Bunun en önemli sebeplerinden biri, Kılıçdaroğlu’nun yakın çevresiyle paylaştığı bir cümlede gizli…

Kılıçdaroğlu, yakın çevresiyle sohbet ederken, “Keşke 2018 cumhurbaşkanlığı seçimlerinde kendim aday olsaydım…” diyor. Bilindiği üzere, CHP 2018’deki cumhurbaşkanlığı seçimlerinde Muharrem İnce’yi aday yapmış, İnce’nin seçimi kaybetmesi üzerine büyük tartışmalar yaşanmıştı.  

Kılıçdaroğlu, geride kalan iki cumhurbaşkanlığı seçimi sonrası, edindiği deneyime de güvenerek Türkiye’nin 13. Cumhurbaşkanı olmayı istiyor.
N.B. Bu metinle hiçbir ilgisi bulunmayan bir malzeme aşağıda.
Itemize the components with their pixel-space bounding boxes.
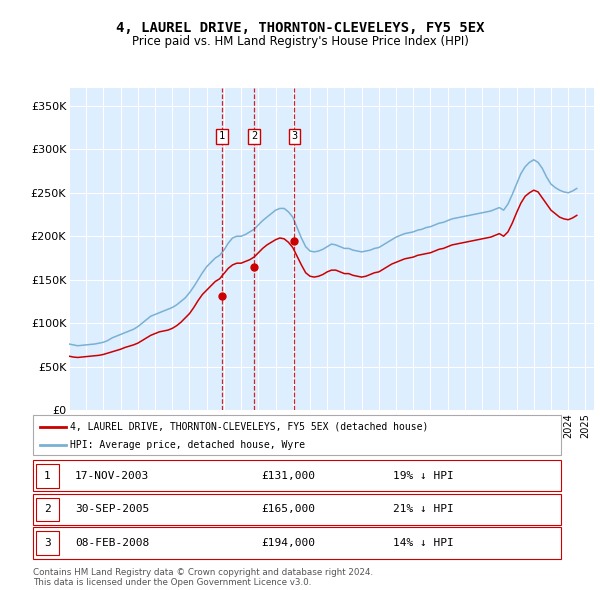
Text: £194,000: £194,000 xyxy=(261,538,315,548)
Text: 3: 3 xyxy=(292,132,298,141)
Text: 19% ↓ HPI: 19% ↓ HPI xyxy=(393,471,454,481)
Text: 17-NOV-2003: 17-NOV-2003 xyxy=(75,471,149,481)
Text: Contains HM Land Registry data © Crown copyright and database right 2024.
This d: Contains HM Land Registry data © Crown c… xyxy=(33,568,373,587)
Text: 21% ↓ HPI: 21% ↓ HPI xyxy=(393,504,454,514)
Text: £131,000: £131,000 xyxy=(261,471,315,481)
Text: 4, LAUREL DRIVE, THORNTON-CLEVELEYS, FY5 5EX: 4, LAUREL DRIVE, THORNTON-CLEVELEYS, FY5… xyxy=(116,21,484,35)
Text: 1: 1 xyxy=(44,471,51,481)
Text: 30-SEP-2005: 30-SEP-2005 xyxy=(75,504,149,514)
Text: 14% ↓ HPI: 14% ↓ HPI xyxy=(393,538,454,548)
Text: HPI: Average price, detached house, Wyre: HPI: Average price, detached house, Wyre xyxy=(70,440,305,450)
Text: Price paid vs. HM Land Registry's House Price Index (HPI): Price paid vs. HM Land Registry's House … xyxy=(131,35,469,48)
Text: 4, LAUREL DRIVE, THORNTON-CLEVELEYS, FY5 5EX (detached house): 4, LAUREL DRIVE, THORNTON-CLEVELEYS, FY5… xyxy=(70,422,428,432)
Text: 3: 3 xyxy=(44,538,51,548)
Text: 1: 1 xyxy=(219,132,225,141)
Text: 08-FEB-2008: 08-FEB-2008 xyxy=(75,538,149,548)
Text: £165,000: £165,000 xyxy=(261,504,315,514)
Text: 2: 2 xyxy=(251,132,257,141)
Text: 2: 2 xyxy=(44,504,51,514)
Gününün önemli bir bölümünü, Türkiye’nin sorunları ve çözüm yollarını anlatan brifinglere ve sohbetlere ayırıyor. Ve deyim yerindeyse; Kılıçdaroğlu her yeni güne ‘’Cumhurbaşkanı Adayı’’ olarak başlıyor. Yakın çevresi bu durumu “Kılıçdaroğlu, devleti yönetmeye hazırlanıyor’’ şeklinde tarif ediyor.

KOŞULLAR FARKLI…

Bu kararlılığın en önemli motivasyon kaynağı hiç kuşkusuz ki; 2014 ve 2018’e göre değişen koşullar… CHP lideri, Ekmelettin İhsanoğlu ve Muharrem İnce’nin aday olduğu dönemle bu dönemin koşullarının değiştiğinin farkında.

Bir kere; CHP 2014’te sadece MHP ile ittifak yapabilmişti. 2018 seçimlerinde ise hem İYİ Parti’yi sırtlamış hem de yeni ittifaklar kuramamıştı. İttifak içindeki Demokrat Parti ile Saadet’in oy tabanı, çok sınırlıydı. Ve en önemlisi, ekonomi halkın canını bu denli yakmıyordu.

CHP lideri Kılıçdaroğlu, geride kalan süre içinde dönem dönem sarsıntılar olsa da ittifakı birarada tutmayı ve genişletmeyi başardı. Dokunulmazlıkların kaldırılması sürecinden dolayı kendisine kırgın olan HDP seçmeninin de gönlünü aldı.  

EKONOMİ CAN YAKIYOR!

Kılıçdaroğlu’nun adaylığındaki en önemli parametrelerden biri ise kuşkusuz ki; ekonominin artık yönetilemez hale gelmesi ve halkın canının daha da yanması… Kılıçdaroğlu, tüm bu koşulları değerlendirmek ve Türkiye’nin yeni cumhurbaşkanı seçilmek istiyor.

Kılıçdaroğlu’nun önüne konulan kamuoyu araştırmalarındaki bir sonuç ise CHP liderini umutlandırıyor: “AKP çelik çekirdek seçmenine döndü. Oyları 28 – 29 seviyesinde… AKP, bu saatten sonra giden seçmenini geri getiremez. CHP ekonomi alanında güven verirse hem cumhurbaşkanlığı seçiminde hem de parlamento seçiminde sıçrama yapar…”

YOKSULLARA GÜVENİYOR…

Her yeni güne ‘’Cumhurbaşkanı Adayı’’ olarak başlayan Kılıçdaroğlu, halkın AKP eliyle yoksullaştırılan kesimlerinin, bu kötü gidişata son vereceğine inanıyor. Yakın çevresine ailesinin yaşadığı yoksulluk günlerini anlatan Kılıçdaroğlu, “Biz 7 kardeştik ve çok yoksulluk çektik. Yoksulların yaşadıklarına tanık oldukça canım yanıyor. Bu yüzden ülkeyi yönetmek ve yoksulluğu yok etmek istiyorum’’ diyor.

Kılıçdaroğlu, bu seçimde yoksulların ‘’makus talih’’e son vereceğine inanıyor.